As far as the role of government: Many conservatives agree the feds need to back off. But what happens when the issues are left with the states? Well, state citizens invariably vote to uphold traditional marriage. So then what do the libs do? Well, they go to their favorite judge, who doesn't believe in law as such anyway, and so on ... and on. At some point, it becomes necessary to stop debating people who don't really mean to respect debate to begin with. It becomes necessary to stand up to them.

Anonymous said...

So many, having shed trust in God, now shall learn to fear having lost faith in faith --- until they learn that our illusion of fiscal substantiveness floats on nothing more than a quality of conscious faith, a trick of suspension of disbelief.
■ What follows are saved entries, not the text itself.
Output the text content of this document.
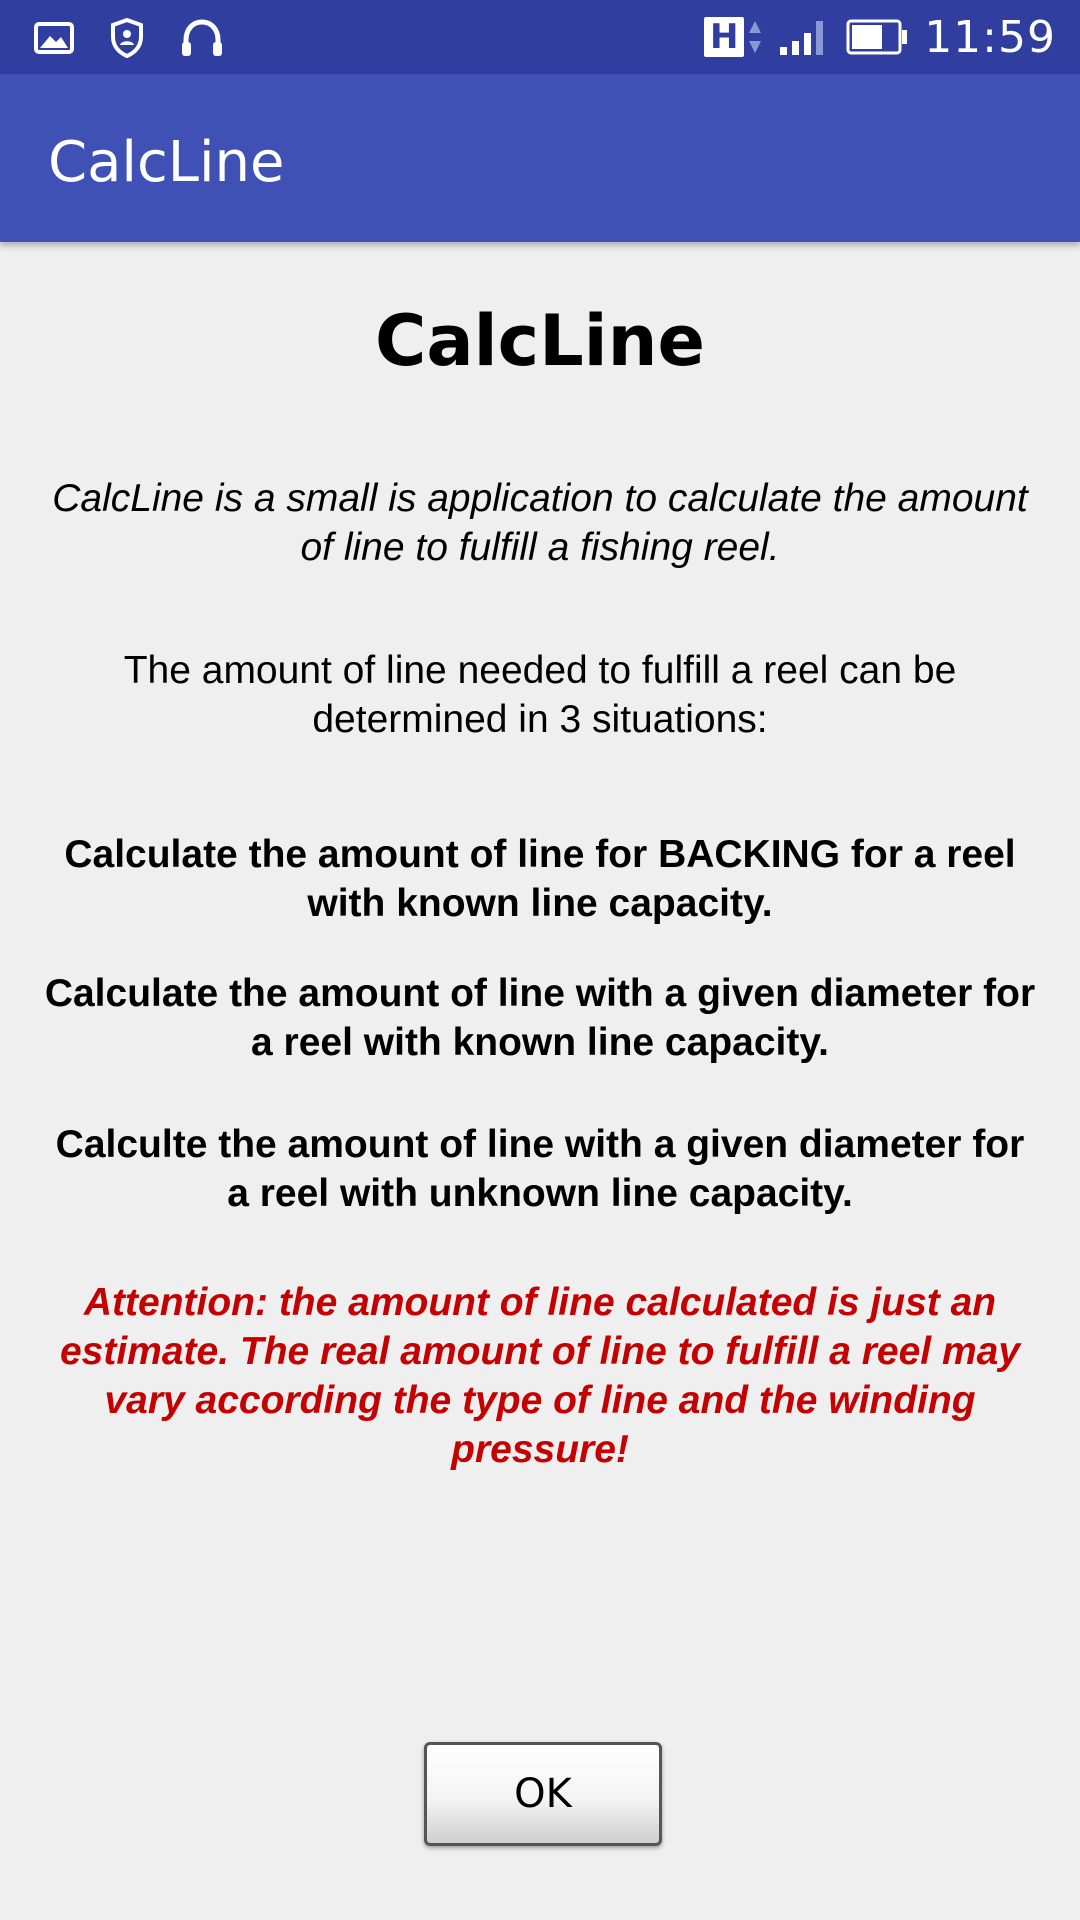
H	11:59
CalcLine
CalcLine
CalcLine is a small is application to calculate the amount of line to fulfill a fishing reel.
The amount of line needed to fulfill a reel can be determined in 3 situations:
Calculate the amount of line for BACKING for a reel with known line capacity.
Calculate the amount of line with a given diameter for a reel with known line capacity.
Calculte the amount of line with a given diameter for a reel with unknown line capacity.
Attention: the amount of line calculated is just an estimate. The real amount of line to fulfill a reel may vary according the type of line and the winding pressure!
OK
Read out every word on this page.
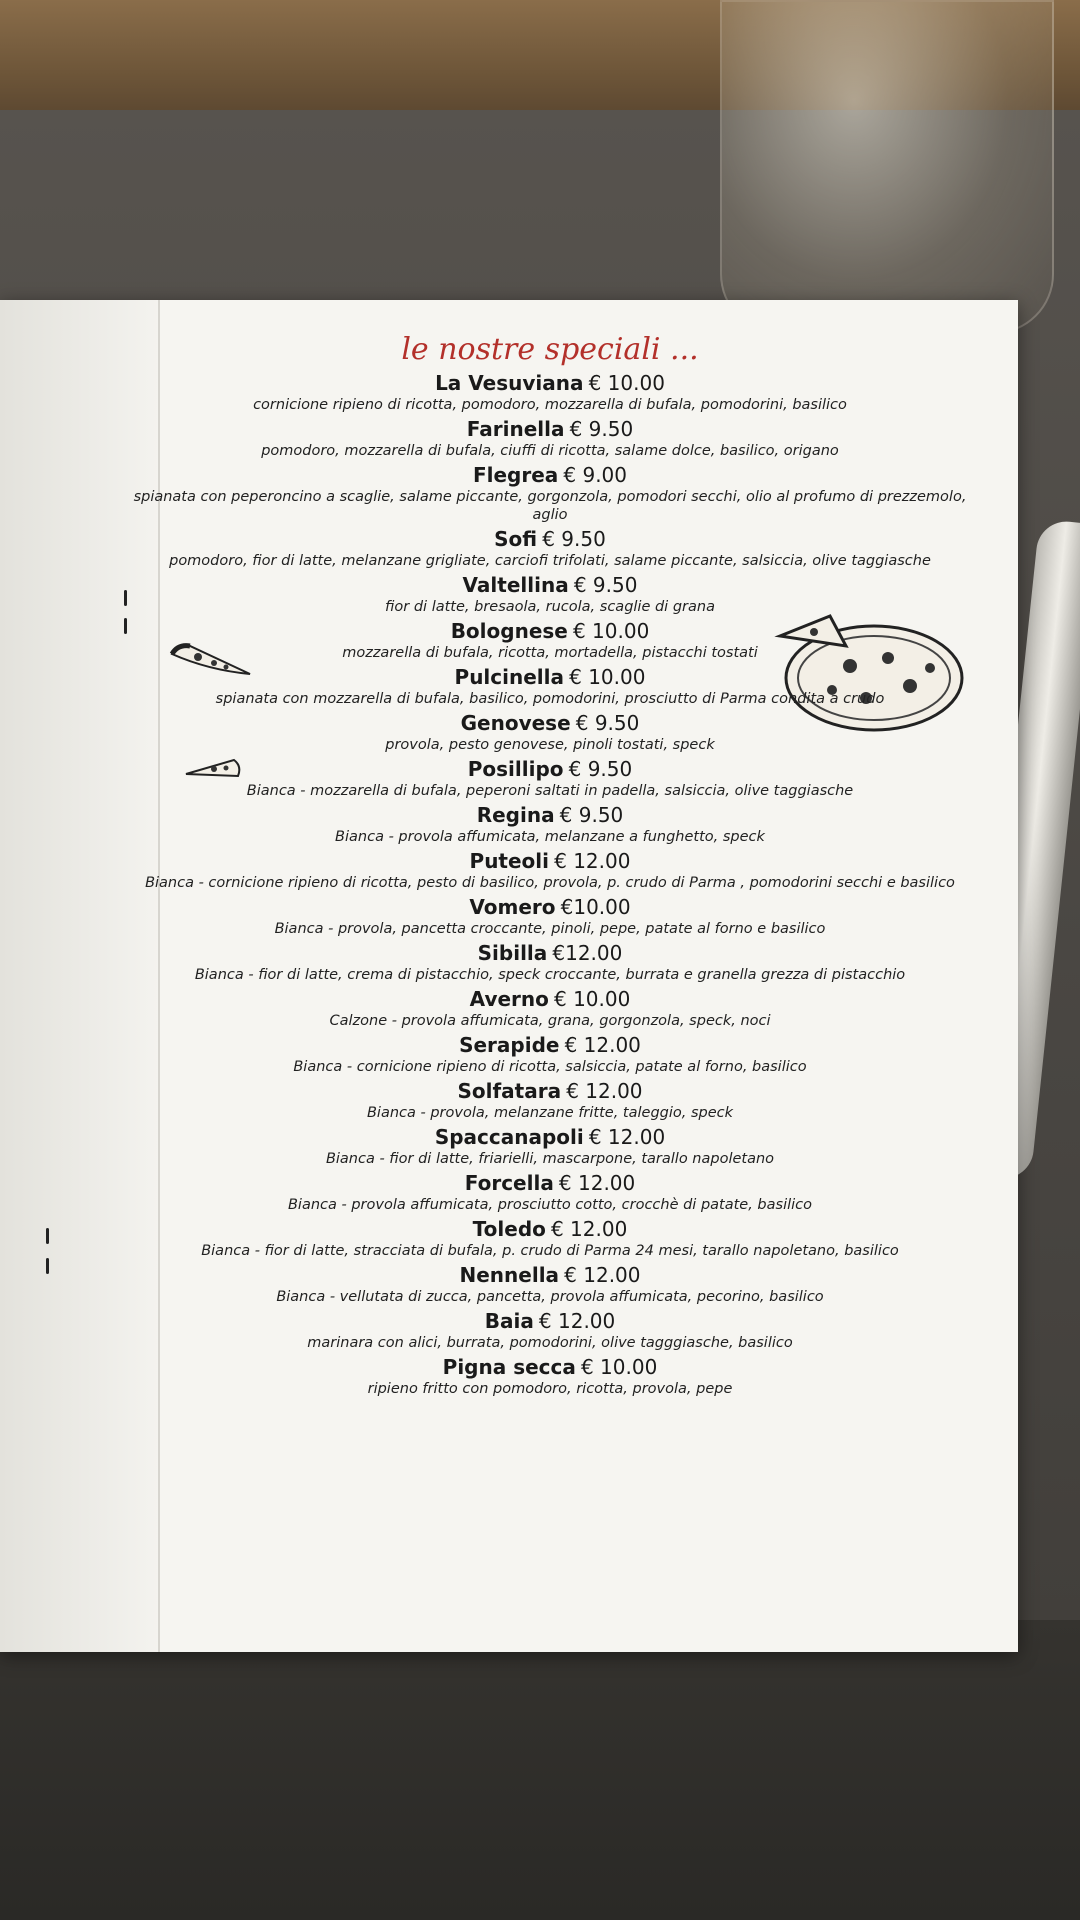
le nostre speciali ...
La Vesuviana € 10.00
cornicione ripieno di ricotta, pomodoro, mozzarella di bufala, pomodorini, basilico
Farinella € 9.50
pomodoro, mozzarella di bufala, ciuffi di ricotta, salame dolce, basilico, origano
Flegrea € 9.00
spianata con peperoncino a scaglie, salame piccante, gorgonzola, pomodori secchi, olio al profumo di prezzemolo, aglio
Sofi € 9.50
pomodoro, fior di latte, melanzane grigliate, carciofi trifolati, salame piccante, salsiccia, olive taggiasche
Valtellina € 9.50
fior di latte, bresaola, rucola, scaglie di grana
Bolognese € 10.00
mozzarella di bufala, ricotta, mortadella, pistacchi tostati
Pulcinella € 10.00
spianata con mozzarella di bufala, basilico, pomodorini, prosciutto di Parma condita a crudo
Genovese € 9.50
provola, pesto genovese, pinoli tostati, speck
Posillipo € 9.50
Bianca - mozzarella di bufala, peperoni saltati in padella, salsiccia, olive taggiasche
Regina € 9.50
Bianca - provola affumicata, melanzane a funghetto, speck
Puteoli € 12.00
Bianca - cornicione ripieno di ricotta, pesto di basilico, provola, p. crudo di Parma , pomodorini secchi e basilico
Vomero €10.00
Bianca - provola, pancetta croccante, pinoli, pepe, patate al forno e basilico
Sibilla €12.00
Bianca - fior di latte, crema di pistacchio, speck croccante, burrata e granella grezza di pistacchio
Averno € 10.00
Calzone - provola affumicata, grana, gorgonzola, speck, noci
Serapide € 12.00
Bianca - cornicione ripieno di ricotta, salsiccia, patate al forno, basilico
Solfatara € 12.00
Bianca - provola, melanzane fritte, taleggio, speck
Spaccanapoli € 12.00
Bianca - fior di latte, friarielli, mascarpone, tarallo napoletano
Forcella € 12.00
Bianca - provola affumicata, prosciutto cotto, crocchè di patate, basilico
Toledo € 12.00
Bianca - fior di latte, stracciata di bufala, p. crudo di Parma 24 mesi, tarallo napoletano, basilico
Nennella € 12.00
Bianca - vellutata di zucca, pancetta, provola affumicata, pecorino, basilico
Baia € 12.00
marinara con alici, burrata, pomodorini, olive tagggiasche, basilico
Pigna secca € 10.00
ripieno fritto con pomodoro, ricotta, provola, pepe
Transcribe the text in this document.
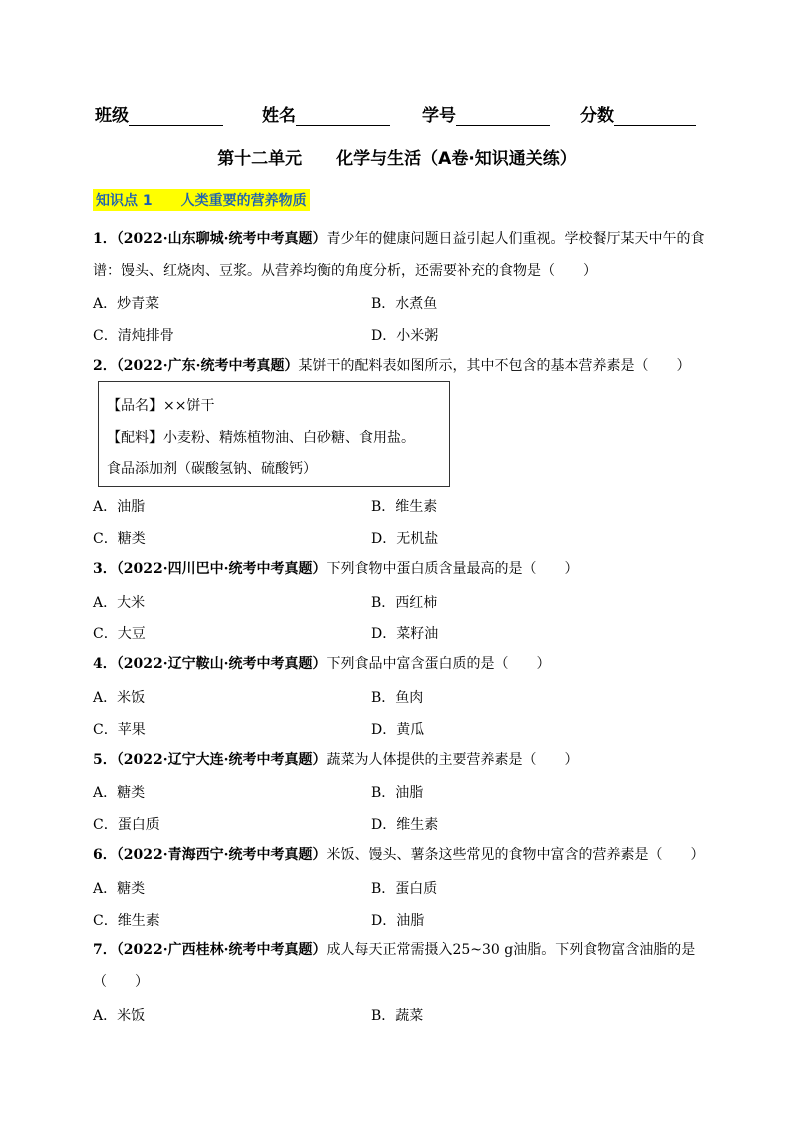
班级	姓名	学号	分数
第十二单元　　化学与生活（A卷·知识通关练）
知识点 1　　人类重要的营养物质
1．（2022·山东聊城·统考中考真题）青少年的健康问题日益引起人们重视。学校餐厅某天中午的食谱：馒头、红烧肉、豆浆。从营养均衡的角度分析，还需要补充的食物是（　　）
A．炒青菜	B．水煮鱼
C．清炖排骨	D．小米粥
2．（2022·广东·统考中考真题）某饼干的配料表如图所示，其中不包含的基本营养素是（　　）
【品名】××饼干
【配料】小麦粉、精炼植物油、白砂糖、食用盐。
食品添加剂（碳酸氢钠、硫酸钙）
A．油脂	B．维生素
C．糖类	D．无机盐
3．（2022·四川巴中·统考中考真题）下列食物中蛋白质含量最高的是（　　）
A．大米	B．西红柿
C．大豆	D．菜籽油
4．（2022·辽宁鞍山·统考中考真题）下列食品中富含蛋白质的是（　　）
A．米饭	B．鱼肉
C．苹果	D．黄瓜
5．（2022·辽宁大连·统考中考真题）蔬菜为人体提供的主要营养素是（　　）
A．糖类	B．油脂
C．蛋白质	D．维生素
6．（2022·青海西宁·统考中考真题）米饭、馒头、薯条这些常见的食物中富含的营养素是（　　）
A．糖类	B．蛋白质
C．维生素	D．油脂
7．（2022·广西桂林·统考中考真题）成人每天正常需摄入25~30 g油脂。下列食物富含油脂的是（　　）
A．米饭	B．蔬菜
Do you have faith in "America?" Do you believe faith in a concept of America is worthwhile? Can you objectively define what you mean by America, or your faith in it? Regardless, is your faith, and the shared faith of others, in America, worthwhile? Does that faith carry a moral value? How is faith in "Jesus" different? Isn't Jesus a worthwhile, shorthand reference for that which many in our culture associate with the worthwhile? If you went on a crusade to convince certain people to believe America is no longer a good concept, would that be a good thing? Would a similar crusade against Jesus be a good thing, insofar as it affected our everyday lives? How many times do we feel the hubris of someone who wants to push aside all faith, except that faith of which he places himself at center stage?